Ich bin in einem simulierten Raum mit virtuellen Touchscreens, über die ich Zugriff auf das Internet habe. Welchen Sinn ergibt das? Wieso weiß ich, wie Google funktioniert, kann mich aber nicht daran erinnern, die Suchmaschine jemals benutzt zu haben?
»Öffne Google Earth.«
Die Wand zeigt nun ein Satellitenbild. Von links oben nach rechts unten durchzieht das dunkle Band eines Flusses die graugrüne Fläche. In der Bildmitte spaltet sich der Fluss in zwei Arme auf, die eine zwiebelförmige Insel umschließen und sich dahinter wieder vereinen. In der Umgebung des Flusses ist das Bild grau gepixelt, so als hätte jemand dort Asche ausgestreut. Auch ohne die weiße Schrift in der Bildmitte hätte ich erkannt, welcher Ort hier dargestellt ist – obwohl ich nicht weiß, wieso. Google ermittelt den eigenen Standort anhand der IP-Adresse und richtet das Kartenbild entsprechend aus. Auch diese Information ist einfach in meinem Kopf, ohne dass ich sagen könnte, wie sie dorthin gekommen ist. Aber sie ist sehr nützlich, denn so kann ich meinen Aufenthaltsort eingrenzen.

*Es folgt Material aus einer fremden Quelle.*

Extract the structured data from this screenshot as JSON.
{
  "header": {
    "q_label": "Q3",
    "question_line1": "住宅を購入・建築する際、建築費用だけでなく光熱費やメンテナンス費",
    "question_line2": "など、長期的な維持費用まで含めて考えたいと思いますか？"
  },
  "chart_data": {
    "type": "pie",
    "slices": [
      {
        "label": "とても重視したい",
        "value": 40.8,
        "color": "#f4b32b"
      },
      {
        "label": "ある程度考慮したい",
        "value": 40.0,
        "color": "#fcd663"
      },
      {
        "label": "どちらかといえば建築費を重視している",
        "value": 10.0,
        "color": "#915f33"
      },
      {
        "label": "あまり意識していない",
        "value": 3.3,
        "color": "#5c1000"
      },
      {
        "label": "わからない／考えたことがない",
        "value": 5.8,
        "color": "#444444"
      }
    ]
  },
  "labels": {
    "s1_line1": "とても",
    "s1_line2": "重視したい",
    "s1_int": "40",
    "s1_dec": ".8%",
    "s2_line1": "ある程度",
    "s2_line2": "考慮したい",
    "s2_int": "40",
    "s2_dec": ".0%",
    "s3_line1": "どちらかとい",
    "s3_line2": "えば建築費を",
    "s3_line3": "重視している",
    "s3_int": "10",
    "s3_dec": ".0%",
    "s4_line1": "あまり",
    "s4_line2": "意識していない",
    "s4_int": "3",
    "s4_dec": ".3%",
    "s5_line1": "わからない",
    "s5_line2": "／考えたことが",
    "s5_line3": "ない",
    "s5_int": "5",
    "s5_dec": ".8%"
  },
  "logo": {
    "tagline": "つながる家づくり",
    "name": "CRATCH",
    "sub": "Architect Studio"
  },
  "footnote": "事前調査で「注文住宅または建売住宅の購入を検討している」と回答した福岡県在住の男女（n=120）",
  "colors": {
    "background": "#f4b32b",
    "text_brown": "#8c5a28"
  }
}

»Bin ich in Hamburg?«, will ich wissen.
»Ich bin nicht befugt, nähere Angaben zu deinem Aufenthaltsort oder deinem Zustand zu machen«, erwidert Alice wieder völlig ungerührt.
»Zeige mir Hamburg«, weise ich Alice an.
Die Karte und das Suchfenster verschwinden, dafür sehe ich wieder Dutzende von Webcams. Sie alle nehmen Szenen aus der Stadt auf: die Binnenalster mit der Fontäne, die Landungsbrücken, die HafenCity, die Elbphilharmonie, den Hauptbahnhof, den Flughafen, einige Straßen, die ich nicht auf den ersten Blick erkenne. Autos huschen durchs Bild, Menschen laufen zielstrebig umher. Wie gern wäre ich an ihrer Stelle, im Blickfeld der Kameras, statt hier in diesem virtuellen Raum nur das Abbild einer unerreichbaren Wirklichkeit zu sehen.
Wer bin ich? Wo bin ich? Warum bin ich hier? Diese Fragen werden mit jeder Minute quälender.
Vielleicht kann eines der Kamerabilder eine Erinnerung auslösen. Doch ich erkenne zwar viele der markanten Gebäude und Plätze, aber es ist, als hätte ich bloß einen Film über Hamburg geschaut und wäre nie selbst dort gewesen.
Einer der Videostreams zieht meine Aufmerksamkeit an. Was dort zu sehen ist – ein asphaltierter Radweg in einer Wohnstraße am Rande eines Parks –, ist unspektakulär, doch die Kameraperspektive ist für eine Webcam ungewöhnlich: etwa auf Augenhöhe bewegt sie sich den Weg entlang, dreht in schwankenden Bewegungen mal nach links, mal nach rechts, als hielte sie ein betrunkener Kameramann, während Bäume, Fußgänger und parkende Autos vorbeiziehen. Oben rechts in dem Videobild ist das Logo eines Internetservices eingeblendet: Eyestream.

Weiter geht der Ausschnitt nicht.